De volgende morgen had ik een familieopstelling bij Yvonne Woordes. Ik vertelde haar over mijn ervaring en zij nodigde me uit mijn ogen te sluiten. Opeens liep ik, als tienjarige, in de duinen van Vrouwenpolder, waar ik als kind de weekenden doorbracht. In de verte zag ik mijn vader en moeder aan komen lopen. Toen ze even later voor me stonden voelde ik blijheid, maar ook een ingehouden woede om hun onuitgesproken verwachtingen. Mijn leven was al uitgestippeld. Het stond al vast waarin ik moest geloven, met wie ik dan het beste om kon gaan en vooral: met wie niet. Koop niks op zondag, vermijd katholieken, wantrouw de mensen die geld van je vragen (altijd te veel) en o ja: je piemel is er alleen om mee te plassen. Het maakte me onzeker. Als er veel regels zijn, kan je er immers ook veel overtreden en dat is frustrerend.

Ongemerkt stond ik er nu zelf, als volwassene, met dat mannetje naast me tegenover mijn ouders. Het kereltje en ik begrepen elkaar in ÊÊn keer: als je op de rails blijft kan er niks gebeuren, maar ieder avontuur gaat zo aan je neus voorbij. Het pad van een ander lopen, hoe netjes dat ook is geplaveid, maakt je afhankelijk en ten diepste onzeker. Dat moest maar eens afgelopen zijn. Weg met die braafheid!
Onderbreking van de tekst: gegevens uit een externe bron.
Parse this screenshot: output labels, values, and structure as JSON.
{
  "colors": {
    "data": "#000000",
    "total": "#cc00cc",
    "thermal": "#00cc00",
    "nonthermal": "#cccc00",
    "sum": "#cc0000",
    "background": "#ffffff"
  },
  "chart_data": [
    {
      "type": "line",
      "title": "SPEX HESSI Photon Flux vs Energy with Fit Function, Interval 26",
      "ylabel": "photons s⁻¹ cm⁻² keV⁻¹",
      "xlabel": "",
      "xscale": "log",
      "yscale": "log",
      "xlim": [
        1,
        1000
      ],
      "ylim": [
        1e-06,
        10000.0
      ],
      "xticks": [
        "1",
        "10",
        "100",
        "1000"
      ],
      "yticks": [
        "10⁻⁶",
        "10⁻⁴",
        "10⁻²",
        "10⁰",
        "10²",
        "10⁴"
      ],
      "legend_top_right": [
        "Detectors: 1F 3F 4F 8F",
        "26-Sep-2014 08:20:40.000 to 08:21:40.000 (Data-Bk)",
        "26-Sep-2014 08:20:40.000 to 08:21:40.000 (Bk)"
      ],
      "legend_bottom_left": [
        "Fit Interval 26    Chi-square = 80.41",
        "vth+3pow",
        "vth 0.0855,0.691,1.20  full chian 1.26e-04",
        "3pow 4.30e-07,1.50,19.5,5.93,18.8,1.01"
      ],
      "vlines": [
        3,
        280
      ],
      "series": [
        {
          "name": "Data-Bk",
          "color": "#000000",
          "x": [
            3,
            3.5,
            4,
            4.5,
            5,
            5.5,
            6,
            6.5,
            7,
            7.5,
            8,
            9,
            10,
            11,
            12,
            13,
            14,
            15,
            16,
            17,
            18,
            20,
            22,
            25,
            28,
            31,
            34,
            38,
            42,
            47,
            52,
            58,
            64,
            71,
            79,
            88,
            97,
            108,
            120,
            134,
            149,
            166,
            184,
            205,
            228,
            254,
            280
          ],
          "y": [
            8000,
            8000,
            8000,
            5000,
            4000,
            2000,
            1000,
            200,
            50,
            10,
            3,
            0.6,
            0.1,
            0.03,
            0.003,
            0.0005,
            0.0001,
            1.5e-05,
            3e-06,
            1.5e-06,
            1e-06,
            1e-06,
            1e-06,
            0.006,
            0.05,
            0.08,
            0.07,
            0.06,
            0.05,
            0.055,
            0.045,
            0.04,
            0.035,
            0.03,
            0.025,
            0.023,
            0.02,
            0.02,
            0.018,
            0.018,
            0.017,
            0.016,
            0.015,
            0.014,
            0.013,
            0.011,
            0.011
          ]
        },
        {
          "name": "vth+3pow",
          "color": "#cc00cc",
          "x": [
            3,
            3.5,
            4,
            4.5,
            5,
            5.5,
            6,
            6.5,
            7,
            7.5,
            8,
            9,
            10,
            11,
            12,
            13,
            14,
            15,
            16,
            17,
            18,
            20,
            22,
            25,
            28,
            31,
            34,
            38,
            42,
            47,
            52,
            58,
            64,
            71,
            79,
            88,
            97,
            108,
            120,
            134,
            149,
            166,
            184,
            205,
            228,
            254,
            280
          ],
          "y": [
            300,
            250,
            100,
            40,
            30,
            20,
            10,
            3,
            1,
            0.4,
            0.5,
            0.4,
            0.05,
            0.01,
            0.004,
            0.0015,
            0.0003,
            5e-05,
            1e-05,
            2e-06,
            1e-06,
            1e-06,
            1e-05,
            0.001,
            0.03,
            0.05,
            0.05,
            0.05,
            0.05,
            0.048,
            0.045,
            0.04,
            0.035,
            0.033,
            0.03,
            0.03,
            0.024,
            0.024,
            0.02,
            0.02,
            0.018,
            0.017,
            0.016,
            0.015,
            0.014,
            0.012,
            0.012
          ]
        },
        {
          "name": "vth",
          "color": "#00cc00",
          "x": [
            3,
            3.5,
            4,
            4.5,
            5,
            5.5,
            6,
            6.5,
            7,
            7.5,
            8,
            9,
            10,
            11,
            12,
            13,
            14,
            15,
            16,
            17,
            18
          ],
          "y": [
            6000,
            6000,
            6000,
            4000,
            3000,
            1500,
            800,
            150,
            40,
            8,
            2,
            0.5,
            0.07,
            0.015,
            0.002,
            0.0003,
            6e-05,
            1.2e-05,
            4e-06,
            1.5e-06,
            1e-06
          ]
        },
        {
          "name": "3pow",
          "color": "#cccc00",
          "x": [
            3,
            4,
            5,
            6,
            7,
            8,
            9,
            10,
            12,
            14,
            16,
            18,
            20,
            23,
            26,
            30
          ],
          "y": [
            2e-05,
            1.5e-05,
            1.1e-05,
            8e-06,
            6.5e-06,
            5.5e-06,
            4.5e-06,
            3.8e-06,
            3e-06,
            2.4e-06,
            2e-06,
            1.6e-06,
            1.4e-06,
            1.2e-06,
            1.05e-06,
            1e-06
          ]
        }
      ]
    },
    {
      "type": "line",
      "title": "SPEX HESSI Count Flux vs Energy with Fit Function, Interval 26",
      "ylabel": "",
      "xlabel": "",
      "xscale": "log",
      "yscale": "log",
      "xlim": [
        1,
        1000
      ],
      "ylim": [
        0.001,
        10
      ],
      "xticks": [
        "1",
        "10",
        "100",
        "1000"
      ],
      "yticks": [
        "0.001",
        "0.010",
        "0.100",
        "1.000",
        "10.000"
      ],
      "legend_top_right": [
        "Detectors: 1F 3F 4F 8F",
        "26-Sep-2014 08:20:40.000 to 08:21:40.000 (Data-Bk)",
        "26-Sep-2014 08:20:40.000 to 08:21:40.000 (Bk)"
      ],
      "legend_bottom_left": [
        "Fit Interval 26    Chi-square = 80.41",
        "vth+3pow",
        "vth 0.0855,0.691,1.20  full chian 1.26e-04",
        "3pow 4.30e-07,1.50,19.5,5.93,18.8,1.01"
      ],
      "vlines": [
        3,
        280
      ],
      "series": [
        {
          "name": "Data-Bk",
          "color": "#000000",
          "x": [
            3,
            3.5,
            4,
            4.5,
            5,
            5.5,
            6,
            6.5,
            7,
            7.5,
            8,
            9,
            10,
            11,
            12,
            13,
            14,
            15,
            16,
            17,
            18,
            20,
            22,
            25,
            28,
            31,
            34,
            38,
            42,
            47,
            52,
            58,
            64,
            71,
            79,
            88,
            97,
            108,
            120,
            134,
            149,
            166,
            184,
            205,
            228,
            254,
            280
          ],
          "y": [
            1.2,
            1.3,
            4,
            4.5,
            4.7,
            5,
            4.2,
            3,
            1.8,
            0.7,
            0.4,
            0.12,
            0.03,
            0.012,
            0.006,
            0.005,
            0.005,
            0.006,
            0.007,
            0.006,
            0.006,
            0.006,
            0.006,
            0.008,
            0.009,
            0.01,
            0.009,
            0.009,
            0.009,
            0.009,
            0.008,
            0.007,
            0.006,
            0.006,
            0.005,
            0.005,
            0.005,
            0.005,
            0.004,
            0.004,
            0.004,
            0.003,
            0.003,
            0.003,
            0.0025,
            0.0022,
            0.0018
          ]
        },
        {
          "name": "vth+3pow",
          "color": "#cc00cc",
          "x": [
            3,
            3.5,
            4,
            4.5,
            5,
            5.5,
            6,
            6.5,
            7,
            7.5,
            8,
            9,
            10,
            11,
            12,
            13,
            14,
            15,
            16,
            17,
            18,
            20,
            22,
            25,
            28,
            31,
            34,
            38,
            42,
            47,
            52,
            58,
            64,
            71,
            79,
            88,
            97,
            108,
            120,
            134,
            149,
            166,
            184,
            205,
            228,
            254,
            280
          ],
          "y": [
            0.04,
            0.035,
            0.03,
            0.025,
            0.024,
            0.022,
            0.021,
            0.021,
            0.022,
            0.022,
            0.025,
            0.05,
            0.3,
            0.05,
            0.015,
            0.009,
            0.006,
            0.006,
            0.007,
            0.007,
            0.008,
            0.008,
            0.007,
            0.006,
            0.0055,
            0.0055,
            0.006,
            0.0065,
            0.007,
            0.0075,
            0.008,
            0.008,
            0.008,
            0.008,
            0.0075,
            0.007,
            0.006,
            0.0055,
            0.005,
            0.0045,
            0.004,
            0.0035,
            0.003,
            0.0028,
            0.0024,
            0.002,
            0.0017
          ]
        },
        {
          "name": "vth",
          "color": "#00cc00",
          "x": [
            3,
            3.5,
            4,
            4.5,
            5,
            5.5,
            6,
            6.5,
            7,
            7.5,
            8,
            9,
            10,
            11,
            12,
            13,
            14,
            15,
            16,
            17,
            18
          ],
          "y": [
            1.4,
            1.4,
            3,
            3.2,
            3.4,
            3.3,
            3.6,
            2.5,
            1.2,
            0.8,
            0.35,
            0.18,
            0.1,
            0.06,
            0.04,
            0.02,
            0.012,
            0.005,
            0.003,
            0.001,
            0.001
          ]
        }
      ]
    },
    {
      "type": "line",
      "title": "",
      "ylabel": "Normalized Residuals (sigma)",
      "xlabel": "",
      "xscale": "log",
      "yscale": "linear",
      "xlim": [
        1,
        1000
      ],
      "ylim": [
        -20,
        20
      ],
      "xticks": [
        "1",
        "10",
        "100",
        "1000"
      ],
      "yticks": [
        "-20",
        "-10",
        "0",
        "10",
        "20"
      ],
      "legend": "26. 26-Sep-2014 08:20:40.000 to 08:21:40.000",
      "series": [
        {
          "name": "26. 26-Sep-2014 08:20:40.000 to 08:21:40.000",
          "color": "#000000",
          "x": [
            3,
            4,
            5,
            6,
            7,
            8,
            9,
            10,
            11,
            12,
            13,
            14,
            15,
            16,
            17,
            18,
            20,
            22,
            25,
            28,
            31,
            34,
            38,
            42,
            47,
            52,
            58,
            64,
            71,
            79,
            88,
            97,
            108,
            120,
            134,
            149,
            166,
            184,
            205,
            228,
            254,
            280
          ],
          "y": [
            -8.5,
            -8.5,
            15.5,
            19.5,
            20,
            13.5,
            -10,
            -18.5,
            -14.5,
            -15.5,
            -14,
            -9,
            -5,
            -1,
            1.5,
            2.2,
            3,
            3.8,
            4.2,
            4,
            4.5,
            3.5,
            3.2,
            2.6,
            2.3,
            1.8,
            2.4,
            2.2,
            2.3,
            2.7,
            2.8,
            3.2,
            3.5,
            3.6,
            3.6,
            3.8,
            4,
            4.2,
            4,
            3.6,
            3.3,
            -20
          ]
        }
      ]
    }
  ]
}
Gesouffleerd door Yvonne meldde ik mijn vader vanaf nu mijn eigen pad te zullen lopen. Wat luchtte dat op! Haar volgende uitnodiging was lastiger. Ze vroeg me om nu de hand van mijn moeder (die ruim twintig jaar geleden overleed) los te laten. Ik aarzelde, maar volgde desondanks haar aanwijzing. Tot mijn geruststelling vertrok mijn moeder geen spier en bleef liefdevol naar me kijken.

We draaiden ons om. Wie het eerst bij de bocht is?, hoorde ik naast me.
Ja, kereltje, dat doen we, het avontuur tegemoet. Ik laat je vanaf nu nooit meer in de steek.